2、3歳ごろの子供をもつ家庭なら日常茶飯事なこと。
なんでも自分でやりたいお年頃。
"こぼしたらね、こーやって拭くんだよ"
といつも教えている。
でも、私もやっぱり人間。
気分次第で大きい声で怒ってしまう時もある。
今日は、一度目は柔らかく声かけできたのだけど、
この後、残念ながらまた"二度目"が起きたので、その時は、つい大きい声を出してしまった。
はあ、疲れる…。
と、すこしため息をつきながら
また冷蔵庫を開いた。
今度は野菜室ではなく、冷蔵庫の半分を占める部屋の大きい扉のほうを。
スイカとメロンが見えた。
大きくて野菜室に入りきらず、もっとも広い部屋に整列させられている。
なんて贅沢。
メロンはオレンジ色の身をしたものだった。
そろそろ食べ頃だろうか。
とうもろこしもスイカもメロンも、実家の畑でできたもの。たまに、ばあばが持ってきてくれる。
ピーマン、おくら、トマト、きゅうり、なす…この時期、夏は特に、さまざまな野菜や果物を育て、収穫している。

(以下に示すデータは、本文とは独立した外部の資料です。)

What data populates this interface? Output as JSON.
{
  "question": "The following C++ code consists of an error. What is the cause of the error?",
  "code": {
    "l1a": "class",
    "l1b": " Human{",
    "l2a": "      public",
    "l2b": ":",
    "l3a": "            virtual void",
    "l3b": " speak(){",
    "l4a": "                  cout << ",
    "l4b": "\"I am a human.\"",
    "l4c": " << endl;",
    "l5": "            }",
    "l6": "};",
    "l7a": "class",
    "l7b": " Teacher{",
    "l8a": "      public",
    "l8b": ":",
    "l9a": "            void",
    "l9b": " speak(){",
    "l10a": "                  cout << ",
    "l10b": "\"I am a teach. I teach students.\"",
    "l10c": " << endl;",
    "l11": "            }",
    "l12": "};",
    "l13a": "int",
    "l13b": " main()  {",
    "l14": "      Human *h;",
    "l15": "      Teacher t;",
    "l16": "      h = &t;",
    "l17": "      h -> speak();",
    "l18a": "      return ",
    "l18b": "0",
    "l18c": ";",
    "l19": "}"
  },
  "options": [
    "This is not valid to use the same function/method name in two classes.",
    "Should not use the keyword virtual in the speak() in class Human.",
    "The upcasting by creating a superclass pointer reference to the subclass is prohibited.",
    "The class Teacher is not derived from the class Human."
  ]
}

私はそれにお金を払うこともなく、新鮮な状態でいただく。
ありがたい環境に居させてもらっているのだな、
と心の中で感謝の言葉をつぶやきながら、
午前中の冷房をケチっていたせいで、汗だくの12時を迎えた。息子がランニングシャツなのも頷けた。
さあ、お昼ご飯の支度をしなきゃ。